The recent cases of Amanda Knox and Troy Davis represent two grave miscarraiges of justice. In the Amanda Knox case the injustice by the Government of Italy was finally corrected after she served four years in prison, but the grave injustice in the Troy Davis case can no longer be corrected because of his wrongful execution by the State of Georgia.
There are many parallels between these two abuses of the police and judicial power of two different governments. Both were murder cases, both were based on flimsy and mishandled evidence against those wrongfully convicted, both had admissions of guilt by other parties (in the Knox case, the owner of a bar where she and the victim both worked; in the Davis case, one of the so-called "witnesses" who recanted his testimony.) And, in both cases, the so-called judicial process served the needs of those governments rather than the needs of justice and the rights of the accused.

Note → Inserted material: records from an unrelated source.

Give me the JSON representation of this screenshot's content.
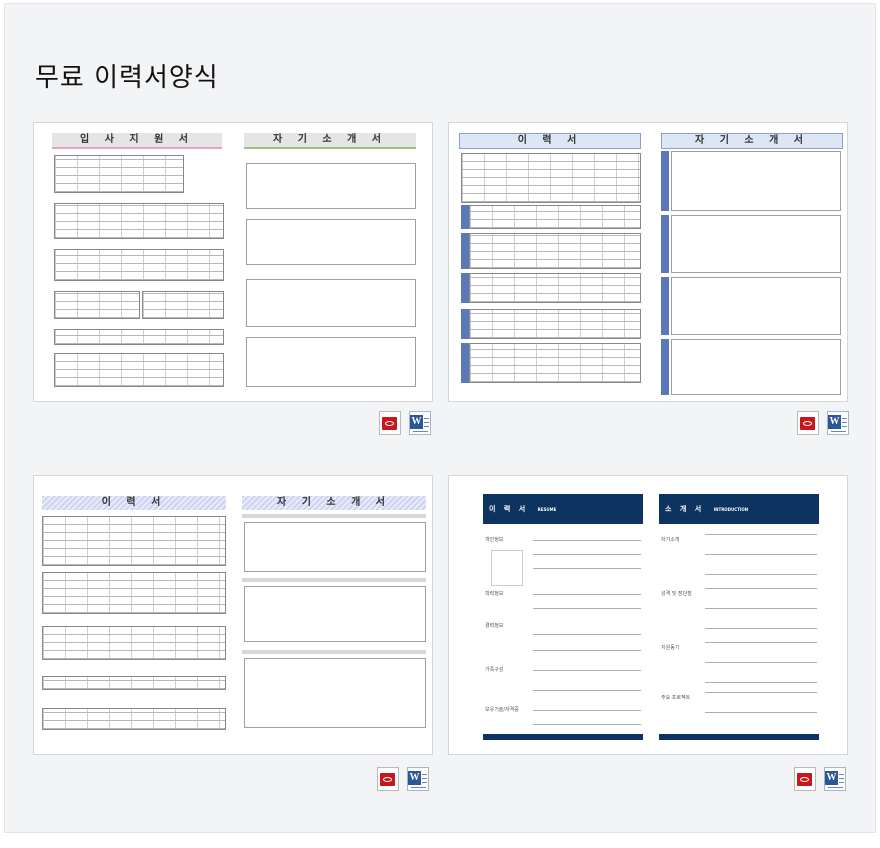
{
  "page": {
    "title": "무료 이력서양식"
  },
  "templates": [
    {
      "left_title": "입 사 지 원 서",
      "right_title": "자 기 소 개 서",
      "pdf_icon": "pdf-icon",
      "word_icon": "word-doc-icon"
    },
    {
      "left_title": "이 력 서",
      "right_title": "자 기 소 개 서",
      "pdf_icon": "pdf-icon",
      "word_icon": "word-doc-icon"
    },
    {
      "left_title": "이 력 서",
      "right_title": "자 기 소 개 서",
      "pdf_icon": "pdf-icon",
      "word_icon": "word-doc-icon"
    },
    {
      "left_title": "이 력 서",
      "left_subtitle": "RESUME",
      "right_title": "소 개 서",
      "right_subtitle": "INTRODUCTION",
      "pdf_icon": "pdf-icon",
      "word_icon": "word-doc-icon",
      "sections_left": [
        "개인정보",
        "학력정보",
        "경력정보",
        "가족구성",
        "보유기술/자격증"
      ],
      "sections_right": [
        "자기소개",
        "성격 및 장단점",
        "지원동기",
        "주요 프로젝트"
      ]
    }
  ],
  "icon_letters": {
    "word": "W"
  }
}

For Amanda Knox, the long ordeal is finally over, as the combination of world-wide outrage and defects in her original prosecution led to a new trial and her freedom. For Troy Davis, the much-longer ordeal is also finally over, due to his execution which was carried out in the face of world-wide outrage and the preponderance of the evidence of his innocence.
Troy Davis is far from the first very-likely-innocent person to be executed in the United States based on trumped-up so-called evidence which was later recanted by those who were coerced by police authorities to give false testimony. Indeed, hundreds of death-row inmates around the nation have been exonerated, often by DNA evidence proving that someone else did the crime for which they were wrongfully convicted. Yes, Troy Davis is far from the first such person wrongfully executed in this barbaric ritual -- but, may he be the last!